Le paradoxe du trou de mémoire [le Sténopé]


Mouvement initié des U.S.A. dans les années 80 [94],la photographie pauvre s'inscrit dans la mouvance de la post-modernité comme une esthétique intégrant tradition et novation par le jeu de la citation ou plus précisément d'une relecture en forme d'état des lieux de l'histoire du médium photographique. L'exploration raisonnée des techniques primitives de prises de vue par des photographes souvent dotés d'une culture scientifique de l'image s'inscrit également dans une critique implicite de l'atrophie de l'expérience que génère une technique actuelle de plus en plus sophistiquée. L'archétype étant l'aspect rudimentaire, voire la rusticité du sténopé à comparer avec le luxe ostentatoire des appareils photographique moderne.

La photographie est un rapport entre un individu (l'opérateur photographe) et une situation. Il s'ensuit des questions de choix : choix du regard comme, ensuite, choix de la présentation, le résultat étant l'œuvre photographique.



[94] L'internationale de la photographie pauvre doit énormément à Eric Renner (1941- ) qui fonda en 1984 un centre de recherches et de ressources concernant le sténopé, The Pinhole Resource (Star Route 15, Box 1355, San Lorenzo NM 88041, U.S.A.), et en 1985, The Pinhole Journal, le bulletin de liaison du groupe.

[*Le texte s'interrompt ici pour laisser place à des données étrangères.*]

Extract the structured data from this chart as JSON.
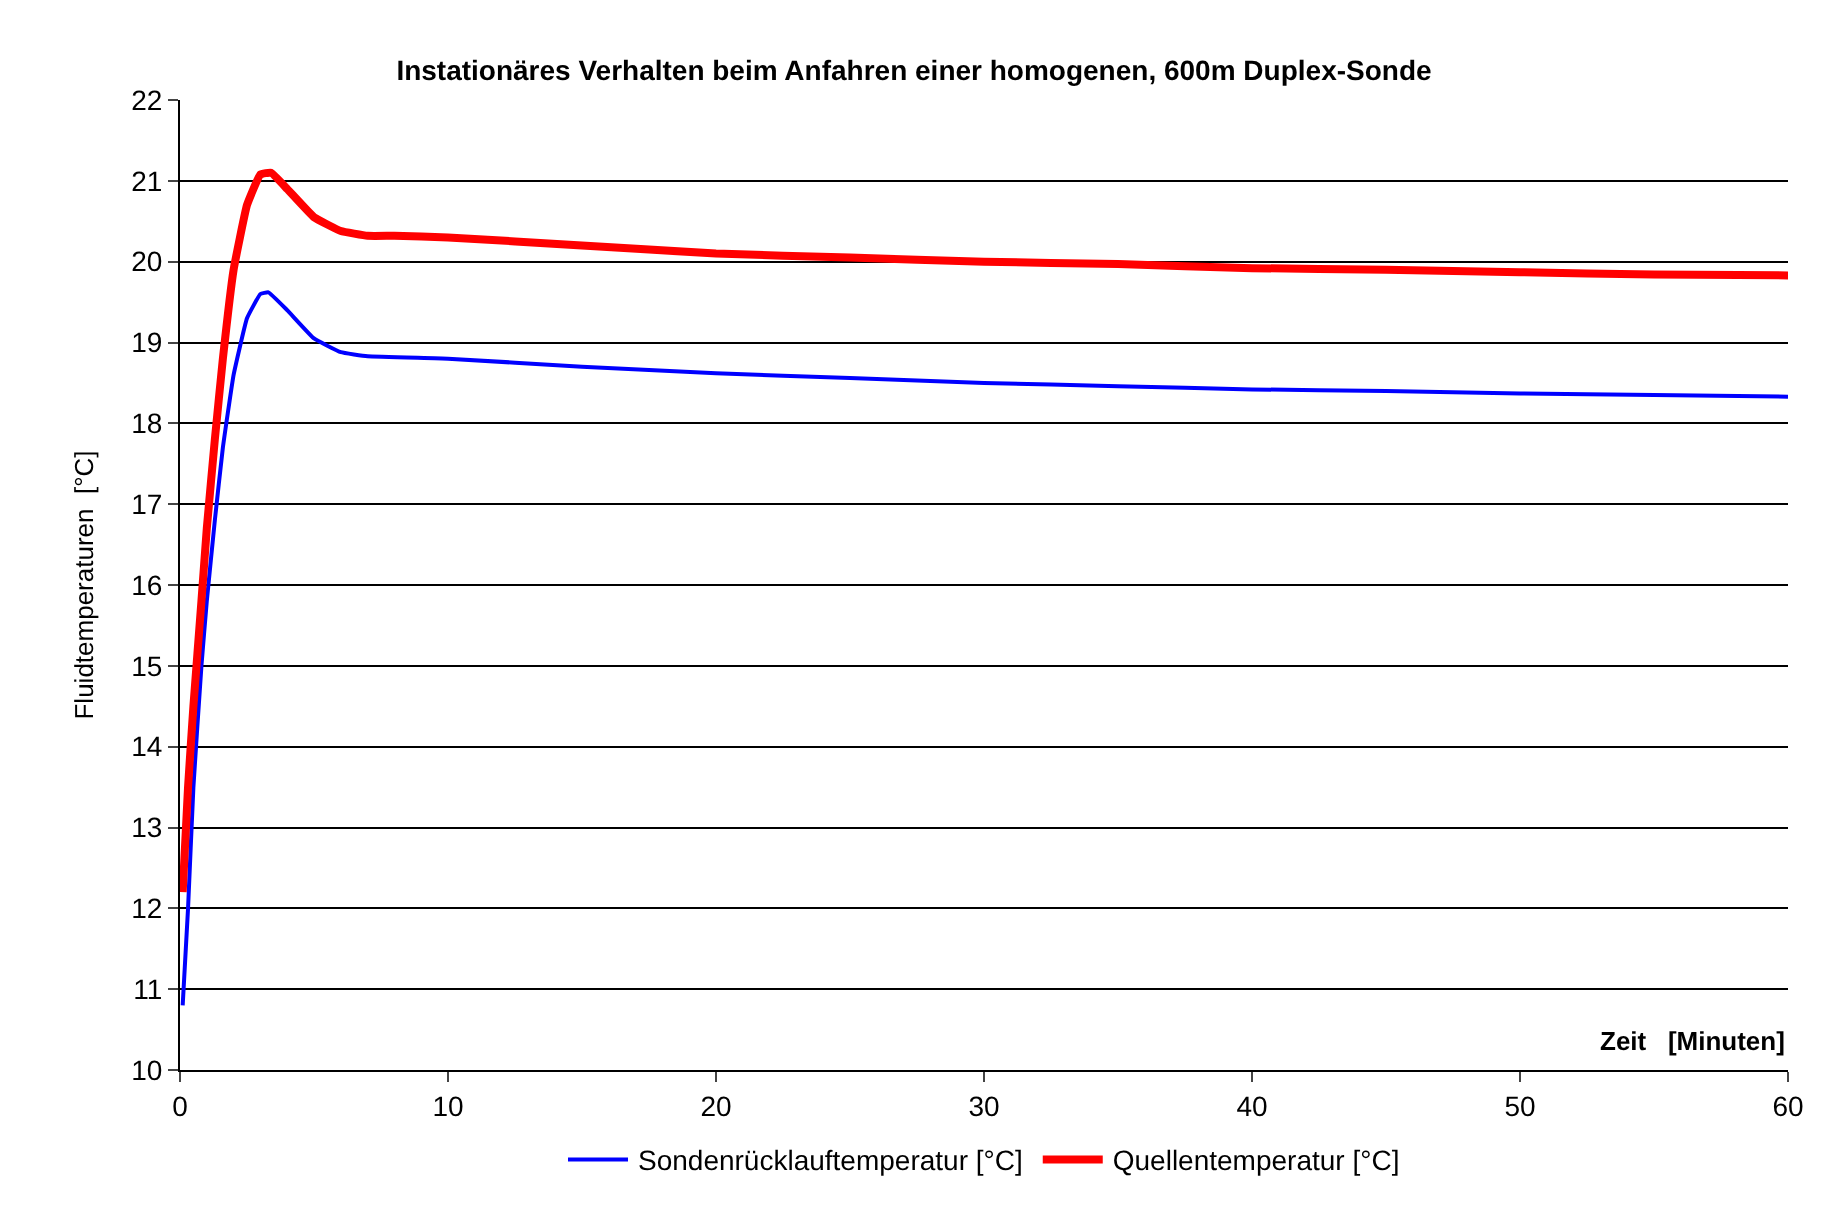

Mais, l'utilisation d'un sténopé implique des données supplémentaires, des nouveaux choix, en amont de ce processus que nous venons de décrire : ceux de la détermination des paramètres physiques et optiques, puis de la construction des boîtiers par exemple, qui consiste à créer ou à convertir un objet ou un espace en sténopé selon un projet plastique déterminé. Sachant que ce sont les caractéristiques techniques des boîtiers qui déterminent avant toute chose et par substitution le regard de l'opérateur, il en découle que les contraintes techniques inhérentes à la photographie pauvre font partie intégrante du propos plastique et sont étudiées à ce titre par l'opérateur.

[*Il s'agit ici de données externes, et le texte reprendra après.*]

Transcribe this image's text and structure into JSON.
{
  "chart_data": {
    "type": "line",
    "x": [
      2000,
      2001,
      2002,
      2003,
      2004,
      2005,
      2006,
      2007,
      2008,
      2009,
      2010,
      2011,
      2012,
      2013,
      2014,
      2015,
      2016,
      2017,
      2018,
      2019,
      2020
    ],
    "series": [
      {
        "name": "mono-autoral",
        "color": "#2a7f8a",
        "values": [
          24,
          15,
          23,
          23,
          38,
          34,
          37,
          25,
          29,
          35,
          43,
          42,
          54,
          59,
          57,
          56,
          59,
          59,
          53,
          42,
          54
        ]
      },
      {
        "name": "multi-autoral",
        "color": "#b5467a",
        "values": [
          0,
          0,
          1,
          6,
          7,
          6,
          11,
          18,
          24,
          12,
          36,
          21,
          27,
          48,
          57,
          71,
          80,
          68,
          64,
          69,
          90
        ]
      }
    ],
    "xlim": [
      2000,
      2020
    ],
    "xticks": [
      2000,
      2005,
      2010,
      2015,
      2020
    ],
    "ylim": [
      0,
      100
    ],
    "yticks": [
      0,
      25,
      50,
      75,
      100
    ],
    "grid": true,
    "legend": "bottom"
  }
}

  • Difficultés de cadrage, l'intuition remplaçant la visée.
  • Temps de pose long, nécessitant de nombreux essais préliminaires.
  • Qualité médiocre du «piqué», les tirages sont flous.
  • Profondeur de champ infinie, possibilité de photographier de très près.
  • Absence totale de déformation perspective (image orthoscopique).

Bien que la formation de l'image prenne appui sur une réalité extérieure, l'acte de photographier avec un sténopé reconduit plus à lui-même qu'à cette réalité en la questionnant moins sur son aspect visible que sur sa visibilité. En définitive et ontologiquement, l'image répond avant tout aux critères de la machine qui la produit.